Going through a divorce or a break-up from a significant relationship can be life-altering. While leaving a toxic relationship can be healthy in the long run, moving on can be quite difficult for most people at first. It is normal to feel sad and tearful, to have flashbacks of memories together and to want to isolate oneself to avoid answering questions from bystanders. It is also normal to feel guilty – “Could I have made this relationship work?” and to doubt the decision to break up, “Can I have it better than I did?” Feeling hurt, angry or scared is also quite natural. For most people, a lot of emotional work is needed to get through the first few days, weeks and months following a significant break-up, not to mention dealing with the logistics around a messy divorce.
After the immediate pain and shock of the separation starts to lift, you have to try to seek out a new normal and to build a healthy relationship with yourself. Although there is no magic recipe, here are some positive ways of thinking and being that might be helpful:
- Forgive yourself: It takes two to tango. Regardless of the circumstances around your break-up, chances are that no one party is entirely to blame. Do not make yourself suffer through guilt and anxiety by perseverating on your role to play in the break up.
- Prioritize on self-care: Take all the time and energy that you spent on yourselves as a couple and use it towards taking care of yourself. Prioritize your own emotional care and well-being, whether that means making time for exercise, eating well or enjoying some spa time to energize yourself. Get involved in that hobby that you never took up or go travel if your situation permits.
- Seek support: As you are working on yourself singularly, it is essential to reach out to family and friends for support. This can be especially difficult if your natural inclination is to retreat and isolate yourself. But you will likely feel better talking about your emotions with someone that cares about your well-being. You can also try to seek out professional help from a counselor or therapist if that helps you to work through your emotions.

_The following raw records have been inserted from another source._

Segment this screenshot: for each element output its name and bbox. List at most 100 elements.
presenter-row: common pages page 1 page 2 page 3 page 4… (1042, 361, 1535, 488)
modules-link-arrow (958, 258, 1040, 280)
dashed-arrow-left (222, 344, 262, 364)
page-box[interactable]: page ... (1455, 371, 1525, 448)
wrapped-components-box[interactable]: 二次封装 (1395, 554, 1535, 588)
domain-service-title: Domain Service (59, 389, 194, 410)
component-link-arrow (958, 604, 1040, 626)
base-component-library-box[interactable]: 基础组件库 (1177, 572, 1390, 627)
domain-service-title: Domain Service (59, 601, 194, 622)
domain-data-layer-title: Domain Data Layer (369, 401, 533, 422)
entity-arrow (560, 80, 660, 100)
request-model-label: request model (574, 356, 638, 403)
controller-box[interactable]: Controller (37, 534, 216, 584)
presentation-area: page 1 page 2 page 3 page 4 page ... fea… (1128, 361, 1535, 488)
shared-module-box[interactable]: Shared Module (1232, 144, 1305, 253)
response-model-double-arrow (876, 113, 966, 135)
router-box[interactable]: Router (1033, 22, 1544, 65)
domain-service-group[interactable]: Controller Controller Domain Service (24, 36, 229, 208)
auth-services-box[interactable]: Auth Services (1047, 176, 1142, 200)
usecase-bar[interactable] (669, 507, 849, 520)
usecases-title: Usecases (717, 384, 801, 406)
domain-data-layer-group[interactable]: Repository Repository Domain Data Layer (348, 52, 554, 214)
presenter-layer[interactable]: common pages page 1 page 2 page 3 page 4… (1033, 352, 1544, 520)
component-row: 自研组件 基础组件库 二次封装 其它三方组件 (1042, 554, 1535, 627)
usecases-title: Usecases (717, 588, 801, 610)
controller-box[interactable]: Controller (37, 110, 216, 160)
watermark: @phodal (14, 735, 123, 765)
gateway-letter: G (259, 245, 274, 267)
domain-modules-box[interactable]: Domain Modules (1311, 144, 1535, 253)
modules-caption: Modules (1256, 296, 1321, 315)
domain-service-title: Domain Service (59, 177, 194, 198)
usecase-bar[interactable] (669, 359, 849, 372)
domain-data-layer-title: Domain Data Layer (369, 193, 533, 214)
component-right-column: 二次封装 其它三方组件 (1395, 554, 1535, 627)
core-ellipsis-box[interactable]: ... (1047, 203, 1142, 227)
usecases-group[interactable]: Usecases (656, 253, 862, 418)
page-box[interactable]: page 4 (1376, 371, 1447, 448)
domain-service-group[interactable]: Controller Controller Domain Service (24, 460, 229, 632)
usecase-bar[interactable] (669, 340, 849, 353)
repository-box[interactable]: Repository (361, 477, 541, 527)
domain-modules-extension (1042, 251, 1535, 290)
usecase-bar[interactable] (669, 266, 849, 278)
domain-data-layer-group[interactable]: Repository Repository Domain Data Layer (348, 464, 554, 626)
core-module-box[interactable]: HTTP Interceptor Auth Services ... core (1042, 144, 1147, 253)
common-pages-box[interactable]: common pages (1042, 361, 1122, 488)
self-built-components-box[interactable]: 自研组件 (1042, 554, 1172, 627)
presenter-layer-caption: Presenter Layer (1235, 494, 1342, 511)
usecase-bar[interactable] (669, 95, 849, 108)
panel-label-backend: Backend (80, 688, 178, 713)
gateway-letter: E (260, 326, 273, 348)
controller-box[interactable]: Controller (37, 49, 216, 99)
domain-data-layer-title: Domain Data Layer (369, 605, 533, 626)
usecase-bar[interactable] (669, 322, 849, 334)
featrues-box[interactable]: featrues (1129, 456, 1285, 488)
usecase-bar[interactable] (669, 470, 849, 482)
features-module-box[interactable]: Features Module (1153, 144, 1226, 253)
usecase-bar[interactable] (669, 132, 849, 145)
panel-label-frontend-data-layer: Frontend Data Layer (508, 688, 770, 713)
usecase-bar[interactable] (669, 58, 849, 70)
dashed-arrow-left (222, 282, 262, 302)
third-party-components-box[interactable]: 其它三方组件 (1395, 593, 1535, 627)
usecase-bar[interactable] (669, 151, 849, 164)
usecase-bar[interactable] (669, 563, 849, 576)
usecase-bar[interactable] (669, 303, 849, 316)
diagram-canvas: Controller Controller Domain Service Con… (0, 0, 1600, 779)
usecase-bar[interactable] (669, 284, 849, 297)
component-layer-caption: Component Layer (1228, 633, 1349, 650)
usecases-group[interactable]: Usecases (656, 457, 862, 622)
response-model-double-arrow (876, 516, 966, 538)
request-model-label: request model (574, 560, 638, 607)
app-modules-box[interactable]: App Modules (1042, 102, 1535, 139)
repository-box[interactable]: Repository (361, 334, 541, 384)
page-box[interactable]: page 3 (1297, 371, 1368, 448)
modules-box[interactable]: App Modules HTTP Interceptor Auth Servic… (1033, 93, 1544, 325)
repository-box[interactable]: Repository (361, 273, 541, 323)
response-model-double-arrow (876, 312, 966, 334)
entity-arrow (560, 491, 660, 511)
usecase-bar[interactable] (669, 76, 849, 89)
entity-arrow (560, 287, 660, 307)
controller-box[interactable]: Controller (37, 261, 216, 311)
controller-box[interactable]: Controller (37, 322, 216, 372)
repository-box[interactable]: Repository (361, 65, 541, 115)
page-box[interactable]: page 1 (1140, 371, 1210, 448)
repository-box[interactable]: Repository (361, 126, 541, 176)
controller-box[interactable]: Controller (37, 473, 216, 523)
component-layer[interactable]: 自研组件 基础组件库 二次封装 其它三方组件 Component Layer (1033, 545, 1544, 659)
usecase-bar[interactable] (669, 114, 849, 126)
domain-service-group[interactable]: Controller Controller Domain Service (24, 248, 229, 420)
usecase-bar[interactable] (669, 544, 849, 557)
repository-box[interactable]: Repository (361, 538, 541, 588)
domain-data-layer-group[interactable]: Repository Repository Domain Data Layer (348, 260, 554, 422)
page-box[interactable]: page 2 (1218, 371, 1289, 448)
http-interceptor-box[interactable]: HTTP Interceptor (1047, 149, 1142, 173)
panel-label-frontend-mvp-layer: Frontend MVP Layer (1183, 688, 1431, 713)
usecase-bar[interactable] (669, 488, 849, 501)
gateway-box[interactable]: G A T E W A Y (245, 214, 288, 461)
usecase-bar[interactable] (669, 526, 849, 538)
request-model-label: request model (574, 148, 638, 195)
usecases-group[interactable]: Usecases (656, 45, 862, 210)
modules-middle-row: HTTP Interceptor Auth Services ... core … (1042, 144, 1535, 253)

- Establish a working relationship with your ex-partner: This is crucial, especially if you share children and plan to co-parent or if you think that you will run into each other in social or professional gatherings. A working relationship will not only make life logistically easier but it will prevent you from being triggered every time you come across your partner.
Commit yourself to letting your past make you better, not bitter. Life will move on, one way or another. At some point, you have to learn to let go of your grief in a healthy way and think about how you grew as a result of this challenge in your life. Take these lessons and try to become a better person, whatever that means for you in your life. Giving yourself time and getting support are antidotes to the anguish of separation. But the most important factor in the equation of getting back on your feet is taking care of you.